On pushbacks – Giorgos Christides, Emmanuel Freudenthal, Steffen Lüdke und Maximilian Popp in Der Spiegel:
‘Jouma al-Badi thought he was safe when he first set foot on European soil on April 28. Together with 21 other refugees, he had been taken in a rubber dinghy from Turkey to the Greek island of Samos. The young Syrian planned to apply for political asylum. He documented his arrival in videos. Local residents also remember the refugees.
Greek security forces captured the migrants. Under international law, it is their duty to give the new arrivals a hearing and field their applications for asylum. Instead, according to al-Badi, the officers dragged them back out to sea and released them on an inflatable rubber raft. Videos obtained by DER SPIEGEL also show him on the raft.
For an entire night and a morning, Greek border guards kept pushing the men and women away as their raft floated around in circles. The Turkish coast guard filmed the maneuver.
An aircraft used by the European border protection agency Frontex also passed over the refugees. The crew of the surveillance plane, with the registration identifier "G-WKTH,” were part of a European Union operation in Greece. The plane twice flew over the Strait of Mykali, where al-Badi and the other migrants were located. According to flight data that has been viewed by DER SPIEGEL, the first flight happened at 2:41 a.m. and the second at 3:18 a.m.
The plane’s crew has a standard MX-15 camera on board with an infrared sensor and a sensor for poor lighting conditions. Even at night, the sensors are capable of detecting small objects on the water. According to a Frontex promotional video, the camera images are streamed live to Frontex headquarters in Warsaw, Poland. But Frontex didn’t send any help.’
‘Their research proves for the first time that Frontex officials know about the Greek border guards’ illegal practices – and that the agency itself is at times involved in the pushbacks. Breaking the law has become an everyday occurrence at Europe’s borders, and the EU is allowing it to happen.
Samira Mohammad could already see Lesbos when the men with the masks arrived. The Syrian woman, who does not want to provide her real name, is 45 years old. That morning of August 15, she was sitting in a rubber dinghy with dozens of other people. She recalls how Greek border guards tried in vain to stop the arrivals and how they steered toward the boat repeatedly and pushed it back toward Turkey multiple times. She says the Turkish coast guard held them off. Locals even have a name for the cynical game: "Greek water polo.”’

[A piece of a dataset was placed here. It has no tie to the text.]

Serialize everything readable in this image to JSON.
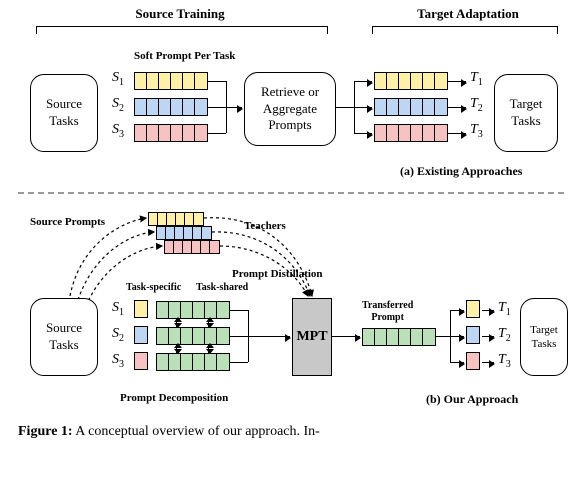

‘"These pushbacks violate the ban on collective expulsions and international maritime law,” says Dana Schmalz, an expert on international law at the Max Planck Institute in Heidelberg. She notes that if Frontex officials stopped a completely overcrowded inflatable boat, they would be required to rescue the people immediately. "If they don’t do that and even make waves instead, only to drive away and let the Greeks do the dirty work, then they are still involved in the illegal pushback,” she says.
Reporting by DER SPIEGEL and its partners found that a Frontex surveillance plane or Portuguese or Romanian Frontex ships were near at least six pushbacks in the area since April. The number of undetected cases could actually be much higher.
The vast majority of Frontex vessels patrol the Aegean Sea with their AIS transponders switched off or untraceable in order to prevent giving away their positions. Their presence can only be verified with difficulty through videos and photos.
When contacted for comment by DER SPIEGEL, Frontex did not deny the individual incidents, instead stating that the officials protected the fundamental rights of migrants and respected their right to non-refoulement. It further stated that the incidents that had been reported were forwarded to the Greek coast guard, which opened an investigation into the matter. The Greek government gave a blanket denial to the allegations, saying that it complies with the law and does not carry out illegal deportations.’
‘In an internal letter to a member of the European Parliament that DER SPIEGEL has viewed, Frontex head Fabrice Leggeri admits that his agency recorded a pushback from the air. The people had been placed in a rubber boat and were later rescued by the Turkish coast guard. In this case, too, international law expert Dana Schmalz argues that Frontex should have sent a nearby ship to rescue the refugees.
In the coming years, there are plans to further expand Frontex with more money and staff to support patrols at Europe’s borders. But Frontex’s complicity in crimes being committed in the Aegean Sea raise fresh doubts about whether the authority is suited to the task.’
Read the complete article here.
Solving the refugee problem by pushing back refugees, once again a crime against international law, is a sign that the moral standards of the EU are deteriorating. And also, the moral standards of a considerable part of the citizens of the EU who vote for parties that abuse the refugee problem in order to gain votes and that have no respect for international law and human dignity whatsoever.
More Frontex means more pushbacks.
When politicians talk about keeping the EU borders safe they mean also committing crimes against humanity.